View PostBeckys_Mom, on 21 January 2013 - 03:36 PM, said:

That sounds so cruel to do that to anyone.. They made the mistake in the first place that lead to her death in the end.. Did anyone ( family members ) do anything about this ?

Yeah, they got a lawyer who started an investigation which led to them seeing the signed file that said to go a head with this etc. But then the lawyer said the lawsuit against them was rejected.. He told them he wouldn't do anything further. They have also tried contacting MP's etc to get support. Not much has been done by anyone they contacted. They are still trying, but it seems like it's being blocked by people.



View PostBeckys_Mom, on 21 January 2013 - 04:01 PM, said:

That's what I was thinking about..Surely if no one was consented  ( including family members of the dying ) then there would be lawsuits to follow?  Or is there some legal loophole they have found to block this?

I don't think much of the NHS........ I had my last two children with the NHS, and BOTH times they put me on a 9 month waiting list   lol :P

That's what you would expect but this goes pretty high up according to the articles I've read. Seems to be some loophole they have.

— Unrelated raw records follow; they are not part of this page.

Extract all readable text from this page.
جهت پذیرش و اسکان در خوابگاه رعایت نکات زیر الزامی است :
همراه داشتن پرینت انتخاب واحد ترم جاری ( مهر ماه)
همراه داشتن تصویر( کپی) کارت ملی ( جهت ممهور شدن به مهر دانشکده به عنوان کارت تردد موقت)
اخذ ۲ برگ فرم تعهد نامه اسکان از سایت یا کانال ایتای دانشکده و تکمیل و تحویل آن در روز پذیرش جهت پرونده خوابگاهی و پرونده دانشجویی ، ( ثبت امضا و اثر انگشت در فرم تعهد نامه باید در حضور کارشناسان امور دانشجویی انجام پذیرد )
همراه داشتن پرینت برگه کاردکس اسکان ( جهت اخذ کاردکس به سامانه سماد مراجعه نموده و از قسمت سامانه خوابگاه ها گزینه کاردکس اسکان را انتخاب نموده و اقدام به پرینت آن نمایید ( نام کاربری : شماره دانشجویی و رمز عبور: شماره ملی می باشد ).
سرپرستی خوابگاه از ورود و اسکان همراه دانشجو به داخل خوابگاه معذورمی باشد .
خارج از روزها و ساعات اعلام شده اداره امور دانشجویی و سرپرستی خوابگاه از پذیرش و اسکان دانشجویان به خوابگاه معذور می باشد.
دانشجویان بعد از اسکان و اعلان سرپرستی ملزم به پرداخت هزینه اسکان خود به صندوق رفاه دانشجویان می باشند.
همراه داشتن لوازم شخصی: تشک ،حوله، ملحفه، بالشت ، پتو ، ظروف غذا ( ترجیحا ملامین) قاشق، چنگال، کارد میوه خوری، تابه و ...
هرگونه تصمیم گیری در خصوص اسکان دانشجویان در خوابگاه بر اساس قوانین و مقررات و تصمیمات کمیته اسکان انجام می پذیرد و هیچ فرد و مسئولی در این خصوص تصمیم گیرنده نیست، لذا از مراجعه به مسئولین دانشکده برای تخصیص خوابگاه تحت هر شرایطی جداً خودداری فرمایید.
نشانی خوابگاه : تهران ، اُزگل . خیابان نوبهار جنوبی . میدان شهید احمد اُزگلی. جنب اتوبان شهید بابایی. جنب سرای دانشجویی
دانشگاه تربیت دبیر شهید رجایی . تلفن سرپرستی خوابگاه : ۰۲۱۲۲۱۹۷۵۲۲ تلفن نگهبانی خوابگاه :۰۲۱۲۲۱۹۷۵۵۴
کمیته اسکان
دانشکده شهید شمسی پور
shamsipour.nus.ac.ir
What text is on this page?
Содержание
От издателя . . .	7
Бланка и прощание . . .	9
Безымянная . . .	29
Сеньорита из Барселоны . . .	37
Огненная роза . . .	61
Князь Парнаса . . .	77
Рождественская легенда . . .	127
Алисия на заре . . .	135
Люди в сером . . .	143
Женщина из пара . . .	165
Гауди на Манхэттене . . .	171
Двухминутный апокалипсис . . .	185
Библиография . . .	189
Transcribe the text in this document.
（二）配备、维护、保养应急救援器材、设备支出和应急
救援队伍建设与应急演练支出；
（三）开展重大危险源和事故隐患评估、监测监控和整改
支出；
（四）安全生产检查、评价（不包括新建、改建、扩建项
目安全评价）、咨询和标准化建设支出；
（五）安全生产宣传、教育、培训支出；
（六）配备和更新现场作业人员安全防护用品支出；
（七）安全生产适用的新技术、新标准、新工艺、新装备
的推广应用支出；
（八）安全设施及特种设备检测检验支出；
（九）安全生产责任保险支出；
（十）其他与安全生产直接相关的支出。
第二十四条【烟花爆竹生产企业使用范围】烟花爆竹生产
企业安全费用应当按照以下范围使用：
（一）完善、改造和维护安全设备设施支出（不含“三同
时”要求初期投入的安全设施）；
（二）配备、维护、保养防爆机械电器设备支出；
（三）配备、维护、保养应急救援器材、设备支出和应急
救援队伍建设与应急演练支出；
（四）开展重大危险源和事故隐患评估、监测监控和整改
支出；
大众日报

Haha, a friend of mine is a nurse so I understand the pressure she goes through and how hard it is, but the NHS really does annoy me.

View PostAsteroidX, on 21 January 2013 - 03:41 PM, said:

I would call this the downside of a NHS. To keep costs down corners are cut. Its a problem that needs to be addressed. Health Care should be equal for everyone. It shouldnt just be the ultra rich that get the best healthcare.

I dont know how things work but in America that would be a lawsuit.

Seems like someone higher up cares more about numbers than people to be honest.  That part isn't shocking really.